1) The real George, one Hedman P. Lakewurst, was born, grew up, failed to prosper, and died miserably, in good ol' Bedford Falls---NOT fictional, as so many claim, but located too far east of Lake Woebegon to be of any notice to anybody but Frank Capra. Capra was stranded there one Christmas Eve in a blizzard. Frank got drunk in Martini's Bar, and was run out of town by Bert the cop, but all the rest he improvised.

(Capra, before he died, blurted out a mumbled explanation and apology for his screenplay, which came down to us as his but which was actually directed by Elia Kazan, who swore everyone associated with the picture to secrecy about his participation.)

2) Donna Reed was not a virgin when she seduced Jimmy Stewart. In the script, when she tells her mother Jimmy's there "making passionate love" to her, the reason her mother doesn't take the comment as a sarcasm is because it wasn't.

3) We know the ensuing years were not pretty. Bert the cop made it all the way to Chief of Police until he made the mistake of threatening to expose Potter's theft of that $8,000, a fact he'd known all along but had been happy to accept smallish bribes to overlook. Potter, reacting logically enough, ordered Bert's assassination. Nick the bartender took the contract, slipping cyanide into Chief Bert's beer stein. Ernie, still a cabbie, thought he might finally get out of town with some ready cash, so he agreed to help Nick cart off the body to that highway bridge and drop it into the raging waters of no return. Unfortunately Potter had his "chair lackey" wire a time bomb to the cab's ignition. Of course, their names live on today, Bert and Ernie as hand puppets and Nick as a rerun television network. Potter himself was too evil to ever die. Instead he wound up a hedge fund manager...a dark shadow in the festering back alleys of Wall Street. .

4) In every movie, names are changed to avoid lawsuits, but in this strange case we have a twist: one of the first instances of reverse product placement. Getting wind of the movie, a small town in mid-Michigan decided being known as a city of sin was preferable to never having any reputation at all, and paid the studio handsomely to change "Onondaga" to "Potterville." Somehow this was garbled to add an "s", which made "Pottersville", which was not in Michigan but in Missouri. But so what.

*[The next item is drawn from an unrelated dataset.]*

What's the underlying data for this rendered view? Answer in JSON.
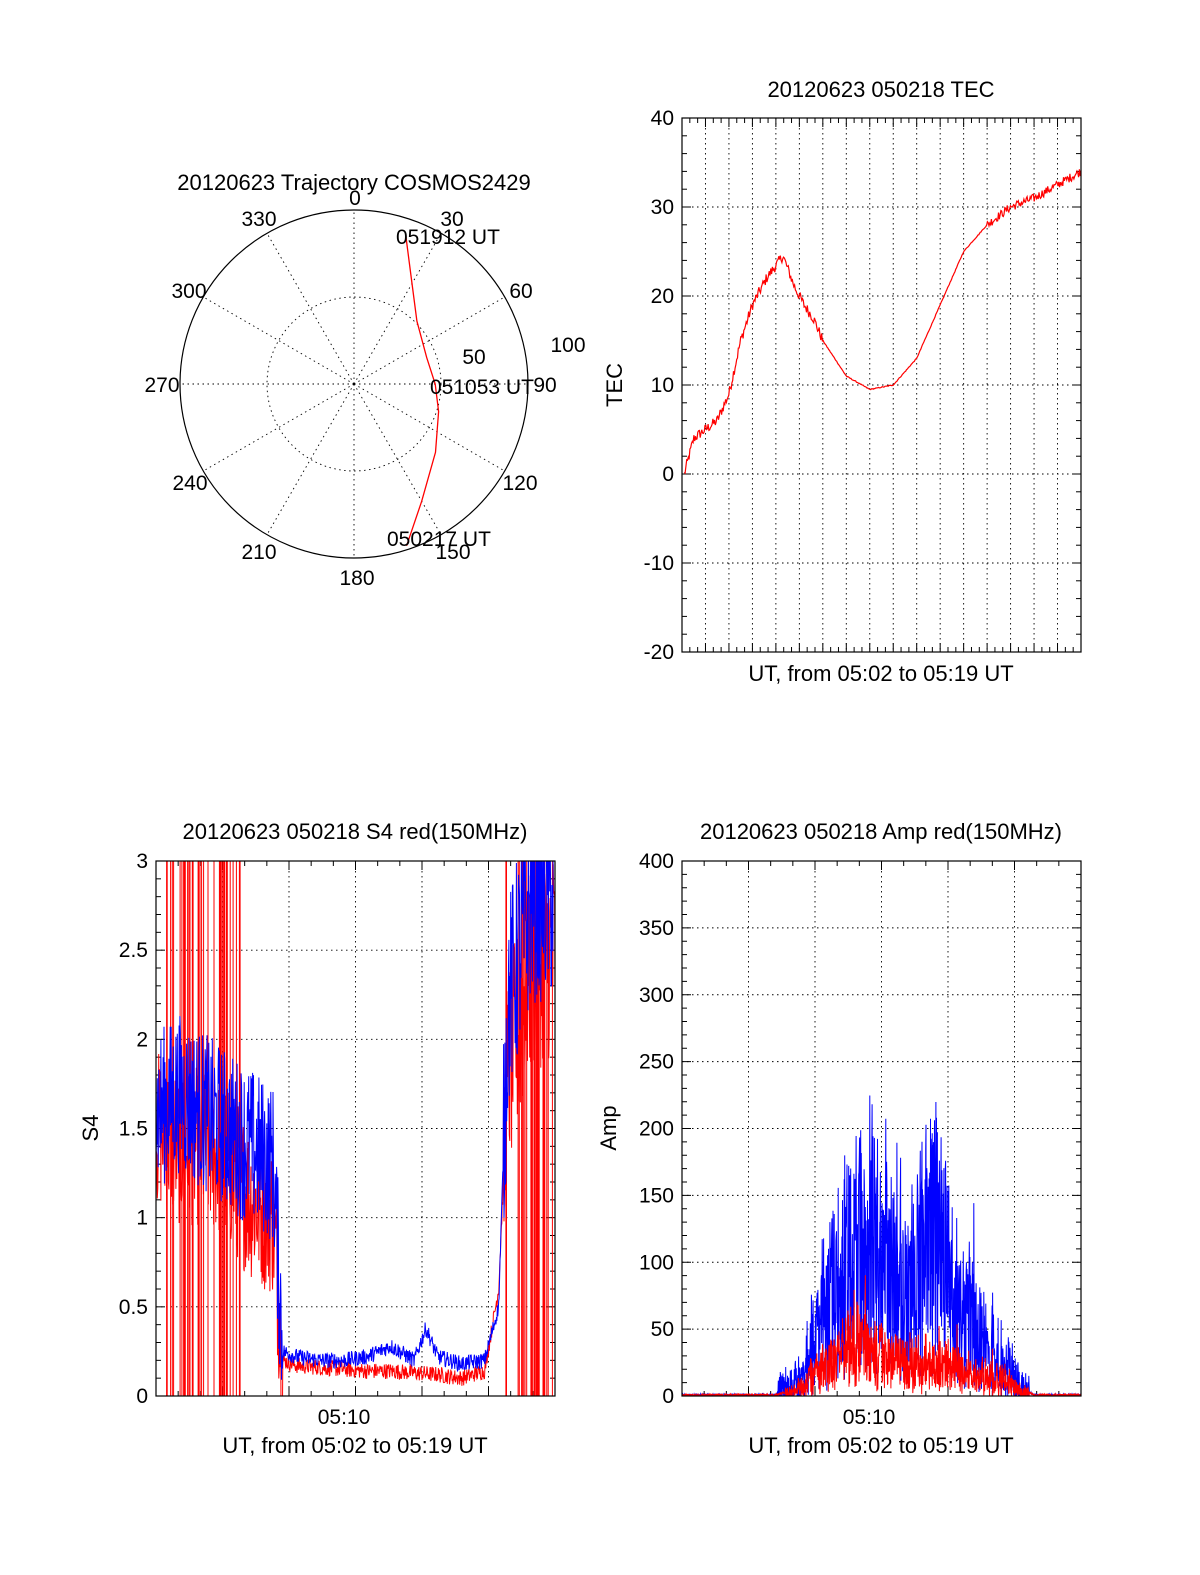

Nobody cared one way or the other.

It was a nice try, but the Indian Casinos all located elsewhere.

5) Jimmy Stewart and Donna Reed passed on to greater glory after the movie was made. Stewart moved into gosh darn tootin' westerns and Reed evolved into the quintessential sixties housewife. Their torrid backstage romance was never exposed because to do so would contaminate American youth. ,

6) Clarence was an angel, though as you might surmise, a fallen one. The "mission" he was sent to earth to accomplish was NOT to save George Bailey but to demonstrate the futility of economic parity. He failed in this task so miserably that his wings were revoked six months later and he was permanently assigned to the redemption of Joseph Stalin.







3 comments:

Michael Serafin-St. John said...

Thanks to "Kitty" (aka Gail Slaughter of California) for instigating this little piece, which she did by emailing me a link to a NYTimes article about the movie and all its conundrumic logic. Rather than simply pass the link on I wrote my own version, which of course is the only truth available in this world of illusion.

Tumblewords: said...

Interesting! I like that this is the 'only truth' - in this world of illusion.

Michael Serafin-St. John said...

Some slight of hand is involved in all art forms, and I guess that defines illusion. When you write, you share a "truth"... a personal perspective which is truly yours.